O CRISTÃO E A CULTURA - Por Franklin Ferreira

 

Uma definição de cultura

Antes de falarmos da relação do cristão com a cultura, é necessário definirmos o que é cultura:
  • Em sentido amplo, refere-se ao cultivo de hábitos, interesses, língua e vida artística de uma nação: histórias, símbolos, estruturas de poder, estruturas organizacionais, sistemas de controle, rituais e rotinas.
  • Tudo o que caracteriza uma realidade social de um povo ou nação, ou então de grupos no interior de uma sociedade: valores, atitudes, crenças e costumes.
Não raro o cristão se torna uma subcultura dentro de uma nação. Ele tem seus valores, atitudes, crenças e costumes. Mas daí, surgem as perguntas: O cristão pode participar das festas nacionais? O cristão pode beber? Como o cristão lida com arte, cinema, etc.? O cristão pode ser um diretor, ator, etc.? O cristão pode ouvir música do mundo? Como o cristão lida com economia, política, filosofia? O cristão deve impor sua cultura quando sai em missões? O que pode ser tolerado? O que deve mudar?

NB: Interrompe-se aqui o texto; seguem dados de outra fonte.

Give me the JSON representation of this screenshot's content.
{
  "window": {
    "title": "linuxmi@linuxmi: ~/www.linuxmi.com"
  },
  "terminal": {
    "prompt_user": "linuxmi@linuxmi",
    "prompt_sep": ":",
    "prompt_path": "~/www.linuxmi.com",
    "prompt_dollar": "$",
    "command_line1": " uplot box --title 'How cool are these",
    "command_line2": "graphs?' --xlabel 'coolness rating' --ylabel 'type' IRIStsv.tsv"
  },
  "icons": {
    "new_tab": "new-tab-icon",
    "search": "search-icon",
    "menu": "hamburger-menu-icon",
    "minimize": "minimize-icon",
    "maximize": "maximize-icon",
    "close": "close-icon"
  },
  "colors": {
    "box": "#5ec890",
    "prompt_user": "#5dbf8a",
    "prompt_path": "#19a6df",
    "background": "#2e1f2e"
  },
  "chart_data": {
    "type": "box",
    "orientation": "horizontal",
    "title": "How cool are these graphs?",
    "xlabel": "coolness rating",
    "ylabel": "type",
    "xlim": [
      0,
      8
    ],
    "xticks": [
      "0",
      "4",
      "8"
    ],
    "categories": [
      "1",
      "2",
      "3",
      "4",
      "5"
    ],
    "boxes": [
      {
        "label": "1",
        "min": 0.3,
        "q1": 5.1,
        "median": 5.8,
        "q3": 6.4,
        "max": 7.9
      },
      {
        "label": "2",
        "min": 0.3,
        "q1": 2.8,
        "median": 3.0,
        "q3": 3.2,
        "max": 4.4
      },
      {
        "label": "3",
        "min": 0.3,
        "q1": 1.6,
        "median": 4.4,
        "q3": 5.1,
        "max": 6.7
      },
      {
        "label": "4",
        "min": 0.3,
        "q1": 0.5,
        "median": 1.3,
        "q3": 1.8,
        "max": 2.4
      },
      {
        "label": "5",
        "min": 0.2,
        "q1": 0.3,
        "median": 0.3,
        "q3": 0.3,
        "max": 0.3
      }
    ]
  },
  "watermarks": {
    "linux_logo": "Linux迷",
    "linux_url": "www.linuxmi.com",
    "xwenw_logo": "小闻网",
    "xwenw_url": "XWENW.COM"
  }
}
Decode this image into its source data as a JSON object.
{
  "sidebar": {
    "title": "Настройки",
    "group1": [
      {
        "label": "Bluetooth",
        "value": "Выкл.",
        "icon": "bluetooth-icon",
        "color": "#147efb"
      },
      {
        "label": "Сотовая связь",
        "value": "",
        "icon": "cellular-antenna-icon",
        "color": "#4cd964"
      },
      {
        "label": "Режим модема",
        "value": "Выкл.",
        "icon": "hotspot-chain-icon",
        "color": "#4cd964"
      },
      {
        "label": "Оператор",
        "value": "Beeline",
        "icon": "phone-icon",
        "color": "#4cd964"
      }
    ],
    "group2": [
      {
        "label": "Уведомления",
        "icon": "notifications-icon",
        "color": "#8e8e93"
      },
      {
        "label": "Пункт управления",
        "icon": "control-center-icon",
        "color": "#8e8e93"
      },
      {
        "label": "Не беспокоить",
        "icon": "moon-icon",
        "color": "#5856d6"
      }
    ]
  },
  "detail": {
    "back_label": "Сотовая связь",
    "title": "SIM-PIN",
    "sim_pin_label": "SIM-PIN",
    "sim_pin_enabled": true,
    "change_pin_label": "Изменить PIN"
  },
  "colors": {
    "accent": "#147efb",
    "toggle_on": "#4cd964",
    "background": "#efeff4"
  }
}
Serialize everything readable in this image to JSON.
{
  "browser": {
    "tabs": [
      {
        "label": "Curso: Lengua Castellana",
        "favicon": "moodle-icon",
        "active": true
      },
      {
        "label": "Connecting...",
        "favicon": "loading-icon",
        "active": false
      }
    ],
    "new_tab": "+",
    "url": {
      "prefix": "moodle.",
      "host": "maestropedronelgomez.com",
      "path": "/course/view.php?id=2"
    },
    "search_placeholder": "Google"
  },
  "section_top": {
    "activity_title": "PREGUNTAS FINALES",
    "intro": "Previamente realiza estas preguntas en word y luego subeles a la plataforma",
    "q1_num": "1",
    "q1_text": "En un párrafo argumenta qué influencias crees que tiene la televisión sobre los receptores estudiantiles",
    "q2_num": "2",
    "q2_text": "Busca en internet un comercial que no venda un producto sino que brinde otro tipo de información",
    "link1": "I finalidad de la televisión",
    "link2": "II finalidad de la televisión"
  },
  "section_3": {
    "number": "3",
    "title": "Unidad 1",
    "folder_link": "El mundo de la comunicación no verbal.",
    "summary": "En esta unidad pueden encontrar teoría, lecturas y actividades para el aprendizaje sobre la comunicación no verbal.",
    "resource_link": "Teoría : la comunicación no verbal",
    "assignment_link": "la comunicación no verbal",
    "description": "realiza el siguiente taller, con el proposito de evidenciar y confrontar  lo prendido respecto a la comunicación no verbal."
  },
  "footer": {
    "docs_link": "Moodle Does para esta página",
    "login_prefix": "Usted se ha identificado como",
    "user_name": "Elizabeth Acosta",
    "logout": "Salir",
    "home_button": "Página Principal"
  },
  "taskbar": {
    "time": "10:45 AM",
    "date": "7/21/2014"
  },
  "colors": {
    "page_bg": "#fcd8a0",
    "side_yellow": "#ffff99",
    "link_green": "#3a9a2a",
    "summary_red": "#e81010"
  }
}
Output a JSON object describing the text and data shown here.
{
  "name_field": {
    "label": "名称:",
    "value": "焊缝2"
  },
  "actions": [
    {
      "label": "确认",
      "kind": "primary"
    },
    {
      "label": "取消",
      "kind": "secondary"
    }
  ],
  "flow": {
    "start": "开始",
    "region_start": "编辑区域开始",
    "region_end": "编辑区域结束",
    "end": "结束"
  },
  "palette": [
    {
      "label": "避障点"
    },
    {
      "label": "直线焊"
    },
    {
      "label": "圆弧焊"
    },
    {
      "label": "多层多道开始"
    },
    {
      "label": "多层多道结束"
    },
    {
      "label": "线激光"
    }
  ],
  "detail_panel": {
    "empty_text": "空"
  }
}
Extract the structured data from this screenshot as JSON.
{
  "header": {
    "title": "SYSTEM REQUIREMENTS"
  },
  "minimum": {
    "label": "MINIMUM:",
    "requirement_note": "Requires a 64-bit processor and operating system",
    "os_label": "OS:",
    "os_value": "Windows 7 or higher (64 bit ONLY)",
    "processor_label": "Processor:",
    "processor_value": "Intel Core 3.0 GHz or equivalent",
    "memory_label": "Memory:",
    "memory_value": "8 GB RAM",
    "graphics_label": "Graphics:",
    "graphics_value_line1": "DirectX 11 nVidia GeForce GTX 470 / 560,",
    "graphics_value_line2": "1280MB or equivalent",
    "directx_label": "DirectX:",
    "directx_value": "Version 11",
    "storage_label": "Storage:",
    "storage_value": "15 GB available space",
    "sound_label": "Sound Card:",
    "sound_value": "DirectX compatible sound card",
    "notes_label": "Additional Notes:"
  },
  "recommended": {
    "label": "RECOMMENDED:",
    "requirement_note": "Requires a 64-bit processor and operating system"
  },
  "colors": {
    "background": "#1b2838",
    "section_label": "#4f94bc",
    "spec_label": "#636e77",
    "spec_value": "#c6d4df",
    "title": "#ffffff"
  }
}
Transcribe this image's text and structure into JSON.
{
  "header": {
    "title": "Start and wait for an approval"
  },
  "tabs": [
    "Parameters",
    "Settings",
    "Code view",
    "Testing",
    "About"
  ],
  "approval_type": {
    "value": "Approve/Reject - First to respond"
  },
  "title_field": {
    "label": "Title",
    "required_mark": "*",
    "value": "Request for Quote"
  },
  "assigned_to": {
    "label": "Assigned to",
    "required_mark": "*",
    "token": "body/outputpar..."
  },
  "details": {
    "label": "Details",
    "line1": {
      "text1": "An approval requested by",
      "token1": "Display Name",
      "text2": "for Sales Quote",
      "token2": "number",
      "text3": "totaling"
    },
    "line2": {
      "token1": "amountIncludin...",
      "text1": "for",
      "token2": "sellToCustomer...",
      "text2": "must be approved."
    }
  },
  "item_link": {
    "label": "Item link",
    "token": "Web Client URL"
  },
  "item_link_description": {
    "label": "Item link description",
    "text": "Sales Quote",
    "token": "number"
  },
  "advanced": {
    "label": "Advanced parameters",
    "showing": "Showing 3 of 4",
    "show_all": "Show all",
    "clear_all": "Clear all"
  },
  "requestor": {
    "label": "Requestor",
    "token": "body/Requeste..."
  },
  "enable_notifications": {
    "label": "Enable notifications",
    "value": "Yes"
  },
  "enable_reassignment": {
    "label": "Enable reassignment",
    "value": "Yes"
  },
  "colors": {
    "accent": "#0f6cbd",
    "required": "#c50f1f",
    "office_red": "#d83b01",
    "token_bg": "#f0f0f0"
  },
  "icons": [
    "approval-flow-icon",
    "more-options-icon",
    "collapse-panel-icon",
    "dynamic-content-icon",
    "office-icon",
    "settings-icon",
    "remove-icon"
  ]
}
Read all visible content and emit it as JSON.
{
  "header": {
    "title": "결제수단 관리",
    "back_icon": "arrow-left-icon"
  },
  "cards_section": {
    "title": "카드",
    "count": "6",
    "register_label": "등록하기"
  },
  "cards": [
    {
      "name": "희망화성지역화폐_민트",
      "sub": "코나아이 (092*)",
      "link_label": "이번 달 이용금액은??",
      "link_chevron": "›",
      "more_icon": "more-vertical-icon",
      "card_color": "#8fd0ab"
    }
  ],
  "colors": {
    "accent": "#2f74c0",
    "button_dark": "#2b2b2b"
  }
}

Modelos de como os cristãos lidaram com a cultura ao longo da história

Para falar sobre o cristão e a cultura, precisamos lembrar que a igreja não nasceu em nossa geração. Temos que ser humildes e olharmos para a história da igreja para ver como os cristãos do passado lidaram com a cultura.
H. Richard Niebuhr (1894-1962), apresentou em seu livro Cristo e cultura (download gratuito) cinco categorias de classificação do relacionamento entre o cristão e a cultura, fornecendo, assim, ferramentas para descrever a forma que os cristãos encaram questões sociais, éticas, políticas e econômicas.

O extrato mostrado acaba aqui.